We start off with is_explicitly_constructible, which is is_constructible. Now we try to write is_implicitly_constructible:
template<class T, class...Args>
concept implicitly_constructable_from = requires(void(*f)(T), Args&&...args) {
{ f({std::forward<Args>(args)...}) };
};
this invokes copy-list initialization in a concept-friendly context.

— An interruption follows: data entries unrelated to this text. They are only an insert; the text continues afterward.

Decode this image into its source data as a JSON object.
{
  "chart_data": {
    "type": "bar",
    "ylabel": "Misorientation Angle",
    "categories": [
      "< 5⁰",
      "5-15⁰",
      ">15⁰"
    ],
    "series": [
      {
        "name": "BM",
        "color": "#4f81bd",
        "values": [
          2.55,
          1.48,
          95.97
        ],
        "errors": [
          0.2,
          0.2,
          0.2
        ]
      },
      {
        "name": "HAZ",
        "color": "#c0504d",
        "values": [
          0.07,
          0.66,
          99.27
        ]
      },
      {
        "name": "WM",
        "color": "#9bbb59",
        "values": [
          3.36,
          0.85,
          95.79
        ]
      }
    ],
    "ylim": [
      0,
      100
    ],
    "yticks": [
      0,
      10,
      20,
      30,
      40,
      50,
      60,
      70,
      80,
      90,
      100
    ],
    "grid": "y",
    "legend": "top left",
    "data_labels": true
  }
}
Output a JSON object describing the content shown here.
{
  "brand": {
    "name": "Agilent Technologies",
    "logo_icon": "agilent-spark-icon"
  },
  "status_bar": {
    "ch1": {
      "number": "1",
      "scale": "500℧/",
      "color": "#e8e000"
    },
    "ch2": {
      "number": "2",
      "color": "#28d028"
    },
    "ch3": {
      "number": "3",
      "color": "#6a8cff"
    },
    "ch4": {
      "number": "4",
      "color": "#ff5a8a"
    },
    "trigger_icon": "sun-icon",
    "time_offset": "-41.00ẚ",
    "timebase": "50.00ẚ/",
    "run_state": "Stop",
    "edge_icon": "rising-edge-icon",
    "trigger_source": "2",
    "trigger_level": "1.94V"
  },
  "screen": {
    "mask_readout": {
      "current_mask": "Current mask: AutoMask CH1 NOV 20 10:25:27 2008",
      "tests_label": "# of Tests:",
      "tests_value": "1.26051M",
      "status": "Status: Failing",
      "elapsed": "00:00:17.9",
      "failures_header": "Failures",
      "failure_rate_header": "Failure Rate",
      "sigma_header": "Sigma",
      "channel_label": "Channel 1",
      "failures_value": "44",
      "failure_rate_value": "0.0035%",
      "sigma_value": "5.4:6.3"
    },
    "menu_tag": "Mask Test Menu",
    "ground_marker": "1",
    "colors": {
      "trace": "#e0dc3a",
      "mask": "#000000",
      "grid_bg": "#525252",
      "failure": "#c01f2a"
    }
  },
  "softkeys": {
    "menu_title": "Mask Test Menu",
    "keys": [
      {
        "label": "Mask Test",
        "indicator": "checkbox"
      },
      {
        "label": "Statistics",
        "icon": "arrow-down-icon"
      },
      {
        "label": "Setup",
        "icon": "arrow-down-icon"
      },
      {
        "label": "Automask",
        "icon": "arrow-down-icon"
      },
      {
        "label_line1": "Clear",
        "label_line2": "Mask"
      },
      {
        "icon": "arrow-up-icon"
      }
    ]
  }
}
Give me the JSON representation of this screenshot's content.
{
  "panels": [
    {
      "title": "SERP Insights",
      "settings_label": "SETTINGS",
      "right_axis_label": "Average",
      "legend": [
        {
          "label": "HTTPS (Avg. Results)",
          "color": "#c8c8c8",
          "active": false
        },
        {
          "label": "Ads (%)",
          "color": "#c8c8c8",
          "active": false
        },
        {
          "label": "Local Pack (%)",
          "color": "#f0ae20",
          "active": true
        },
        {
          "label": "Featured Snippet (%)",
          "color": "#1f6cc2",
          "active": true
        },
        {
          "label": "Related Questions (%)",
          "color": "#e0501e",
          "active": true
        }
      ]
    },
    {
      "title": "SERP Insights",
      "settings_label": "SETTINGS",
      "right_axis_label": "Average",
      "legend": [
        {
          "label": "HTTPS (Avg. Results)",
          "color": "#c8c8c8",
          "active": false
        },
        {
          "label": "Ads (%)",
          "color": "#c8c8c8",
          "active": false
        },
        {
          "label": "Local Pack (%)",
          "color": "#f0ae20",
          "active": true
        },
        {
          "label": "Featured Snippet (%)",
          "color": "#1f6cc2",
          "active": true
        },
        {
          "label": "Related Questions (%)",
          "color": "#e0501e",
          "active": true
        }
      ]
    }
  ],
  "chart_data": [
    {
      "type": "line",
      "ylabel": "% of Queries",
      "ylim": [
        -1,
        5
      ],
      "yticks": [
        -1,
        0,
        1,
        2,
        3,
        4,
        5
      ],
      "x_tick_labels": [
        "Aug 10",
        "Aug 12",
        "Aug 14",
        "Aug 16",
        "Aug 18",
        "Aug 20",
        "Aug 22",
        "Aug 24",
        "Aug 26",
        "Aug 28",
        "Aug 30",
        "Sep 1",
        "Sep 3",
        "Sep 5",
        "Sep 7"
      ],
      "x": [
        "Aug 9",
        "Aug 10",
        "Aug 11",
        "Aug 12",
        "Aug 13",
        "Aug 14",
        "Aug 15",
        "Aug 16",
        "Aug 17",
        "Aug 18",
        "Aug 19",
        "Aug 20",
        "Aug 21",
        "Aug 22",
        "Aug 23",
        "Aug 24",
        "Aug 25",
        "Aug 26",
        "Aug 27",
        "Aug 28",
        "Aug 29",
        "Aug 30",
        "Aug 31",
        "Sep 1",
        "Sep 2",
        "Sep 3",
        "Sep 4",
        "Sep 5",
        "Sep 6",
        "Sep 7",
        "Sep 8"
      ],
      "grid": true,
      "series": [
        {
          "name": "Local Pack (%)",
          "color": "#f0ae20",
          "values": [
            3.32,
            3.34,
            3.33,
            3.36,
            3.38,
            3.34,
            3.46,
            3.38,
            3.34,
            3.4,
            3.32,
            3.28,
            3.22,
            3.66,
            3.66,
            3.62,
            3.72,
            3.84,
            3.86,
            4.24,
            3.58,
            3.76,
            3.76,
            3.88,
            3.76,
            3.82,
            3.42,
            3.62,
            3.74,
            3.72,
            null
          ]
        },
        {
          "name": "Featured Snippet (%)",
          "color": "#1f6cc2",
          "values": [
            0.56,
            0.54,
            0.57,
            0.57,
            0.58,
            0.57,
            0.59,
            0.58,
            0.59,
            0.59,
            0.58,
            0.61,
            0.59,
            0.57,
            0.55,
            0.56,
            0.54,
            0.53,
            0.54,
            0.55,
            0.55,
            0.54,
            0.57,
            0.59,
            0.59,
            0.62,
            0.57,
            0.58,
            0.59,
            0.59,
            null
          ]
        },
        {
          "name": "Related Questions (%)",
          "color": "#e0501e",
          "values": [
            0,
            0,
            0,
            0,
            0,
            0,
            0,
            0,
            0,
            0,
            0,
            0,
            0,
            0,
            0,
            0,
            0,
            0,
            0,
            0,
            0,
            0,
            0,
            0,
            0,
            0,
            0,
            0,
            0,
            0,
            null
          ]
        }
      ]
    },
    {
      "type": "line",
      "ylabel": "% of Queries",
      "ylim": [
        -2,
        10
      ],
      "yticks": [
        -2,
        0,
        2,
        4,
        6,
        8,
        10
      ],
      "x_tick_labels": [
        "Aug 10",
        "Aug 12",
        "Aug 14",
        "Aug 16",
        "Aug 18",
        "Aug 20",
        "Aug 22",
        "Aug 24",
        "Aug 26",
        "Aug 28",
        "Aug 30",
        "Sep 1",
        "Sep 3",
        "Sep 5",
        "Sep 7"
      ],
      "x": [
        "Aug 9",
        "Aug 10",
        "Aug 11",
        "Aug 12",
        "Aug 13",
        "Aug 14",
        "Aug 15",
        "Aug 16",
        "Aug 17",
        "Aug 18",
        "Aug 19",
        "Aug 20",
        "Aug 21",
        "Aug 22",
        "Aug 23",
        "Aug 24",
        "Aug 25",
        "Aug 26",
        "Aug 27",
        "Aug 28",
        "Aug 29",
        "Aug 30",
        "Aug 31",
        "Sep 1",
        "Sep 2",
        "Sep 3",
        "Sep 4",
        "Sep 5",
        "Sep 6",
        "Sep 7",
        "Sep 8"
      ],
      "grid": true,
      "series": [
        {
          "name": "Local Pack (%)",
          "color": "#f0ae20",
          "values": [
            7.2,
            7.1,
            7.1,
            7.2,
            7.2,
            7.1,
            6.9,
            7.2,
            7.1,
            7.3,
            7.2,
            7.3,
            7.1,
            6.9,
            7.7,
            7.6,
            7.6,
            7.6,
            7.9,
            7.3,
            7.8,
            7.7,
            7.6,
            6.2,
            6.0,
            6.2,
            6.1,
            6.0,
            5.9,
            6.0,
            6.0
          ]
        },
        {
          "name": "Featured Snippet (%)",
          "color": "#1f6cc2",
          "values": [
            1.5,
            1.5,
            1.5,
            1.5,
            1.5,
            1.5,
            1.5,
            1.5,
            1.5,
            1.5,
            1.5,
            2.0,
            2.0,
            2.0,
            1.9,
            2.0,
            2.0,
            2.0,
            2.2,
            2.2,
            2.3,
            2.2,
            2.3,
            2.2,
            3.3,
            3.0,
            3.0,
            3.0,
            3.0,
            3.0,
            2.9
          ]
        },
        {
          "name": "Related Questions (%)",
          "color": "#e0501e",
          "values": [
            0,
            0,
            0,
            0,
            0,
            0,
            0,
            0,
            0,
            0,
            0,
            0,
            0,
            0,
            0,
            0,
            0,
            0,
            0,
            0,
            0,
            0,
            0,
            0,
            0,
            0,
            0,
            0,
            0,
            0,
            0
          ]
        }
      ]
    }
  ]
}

template<class T, class...Args>
concept explicitly_constructable_from = requires(Args&&...args) {
{ T(std::forward<Args>(args)...) };
};
template<class T, class...Args>
concept only_explicitly_constructable_from =
explicitly_constructable_from<T, Args...>
&& !implicitly_constructable_from<T, Args...>;
we can now write our Bar:
template <class T>
struct Bar : public Foo<T> {
Bar()=default;
template<class...Args>
requires only_explicitly_constructable_from< Foo<T>, Args... >
explicit(true)
Bar(Args&&...args):
Foo<T>(std::forward<Args>(args)...)
{}
template<class...Args>
requires implicitly_constructable_from< Foo<T>, Args... >
explicit(false)
Bar(Args&&...args):
Foo<T>(std::forward<Args>(args)...)
{}
};
and I think that does most of what you want.
The big thing you'll be missing is {} based construction of Bar's (well, Foo<T>'s) construction arguments.